Just dropping by for a quick catch up here. Seems to me that as long as America is a shop and grow/shop and grow/shop and grow/shop and grow/shop and grow country dedicated to further suburban sprawl, we will only compound the problem. Improving mileage by 10% or reducing emissions by 10% doesn't matter much if there are 20% more vehicles on the road and more vehicle-miles driven every ten years.

Maybe there is a way to offer cheap public transportation to people who prove they are giving up an automobile commute to take a train or a bus. Might help.

I don't think anything fundamental will ever really change. The notion that you can pick up a 300 million-person, $12 trillion economy and point it in another direction is spitting in the wind for the most part.

JMHO. That said, I would start with fuel efficiency. I like your idea of subsidizing cleaner air in emerging market countries too.

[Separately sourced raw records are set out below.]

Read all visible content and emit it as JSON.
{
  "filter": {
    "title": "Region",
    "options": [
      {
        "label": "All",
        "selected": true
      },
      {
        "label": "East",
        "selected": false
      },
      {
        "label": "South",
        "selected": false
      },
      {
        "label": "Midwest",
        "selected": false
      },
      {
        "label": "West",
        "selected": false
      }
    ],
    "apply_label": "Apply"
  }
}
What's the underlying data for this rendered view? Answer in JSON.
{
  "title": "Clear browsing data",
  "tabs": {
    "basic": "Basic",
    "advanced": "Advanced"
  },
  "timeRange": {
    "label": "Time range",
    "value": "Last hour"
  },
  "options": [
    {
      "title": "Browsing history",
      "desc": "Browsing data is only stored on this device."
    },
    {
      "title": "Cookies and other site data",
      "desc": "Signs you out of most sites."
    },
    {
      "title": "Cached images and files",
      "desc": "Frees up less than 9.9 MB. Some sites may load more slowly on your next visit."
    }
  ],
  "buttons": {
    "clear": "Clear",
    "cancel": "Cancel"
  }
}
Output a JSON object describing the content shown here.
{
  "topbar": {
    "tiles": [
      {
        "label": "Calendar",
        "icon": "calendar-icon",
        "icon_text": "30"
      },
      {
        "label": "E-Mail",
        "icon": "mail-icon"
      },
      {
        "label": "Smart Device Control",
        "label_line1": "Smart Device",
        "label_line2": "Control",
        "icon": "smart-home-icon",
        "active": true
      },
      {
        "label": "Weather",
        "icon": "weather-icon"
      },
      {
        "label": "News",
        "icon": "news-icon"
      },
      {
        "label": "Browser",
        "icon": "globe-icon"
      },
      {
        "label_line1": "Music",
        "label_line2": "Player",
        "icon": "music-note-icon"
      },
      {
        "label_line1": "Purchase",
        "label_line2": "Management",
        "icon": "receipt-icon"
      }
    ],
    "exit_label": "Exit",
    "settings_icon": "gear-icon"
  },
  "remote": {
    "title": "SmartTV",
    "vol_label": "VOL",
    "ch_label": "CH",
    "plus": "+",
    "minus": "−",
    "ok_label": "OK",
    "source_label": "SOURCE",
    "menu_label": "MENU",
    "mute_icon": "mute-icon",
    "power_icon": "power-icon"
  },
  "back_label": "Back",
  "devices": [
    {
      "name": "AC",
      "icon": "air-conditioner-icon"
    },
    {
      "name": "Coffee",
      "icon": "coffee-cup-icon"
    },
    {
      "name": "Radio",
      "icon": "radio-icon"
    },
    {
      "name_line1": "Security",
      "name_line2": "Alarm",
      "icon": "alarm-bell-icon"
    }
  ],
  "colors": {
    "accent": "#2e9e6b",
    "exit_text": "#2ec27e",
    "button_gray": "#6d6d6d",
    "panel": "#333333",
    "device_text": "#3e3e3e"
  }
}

To: Lane3 who wrote (19752)5/28/2006 10:11:31 AM
From: epicure  Read Replies (1) | Respond to of 543409
 
I agree that two of the big problems are industry and population- but the things you mention are things governments must do something about, and if governments aren't willing to do it, then the only things the individual can do are those things the individual as control over. We could just run wild and consume rampantly because we can't interest government (at the moment) to do much- but if we make a personal commitment to environmentalism, we are more likely to think about it on a daily basis, and influence other people, and if we influence enough other people then someday government may get interested in the problem. That is more than feel-good, imo.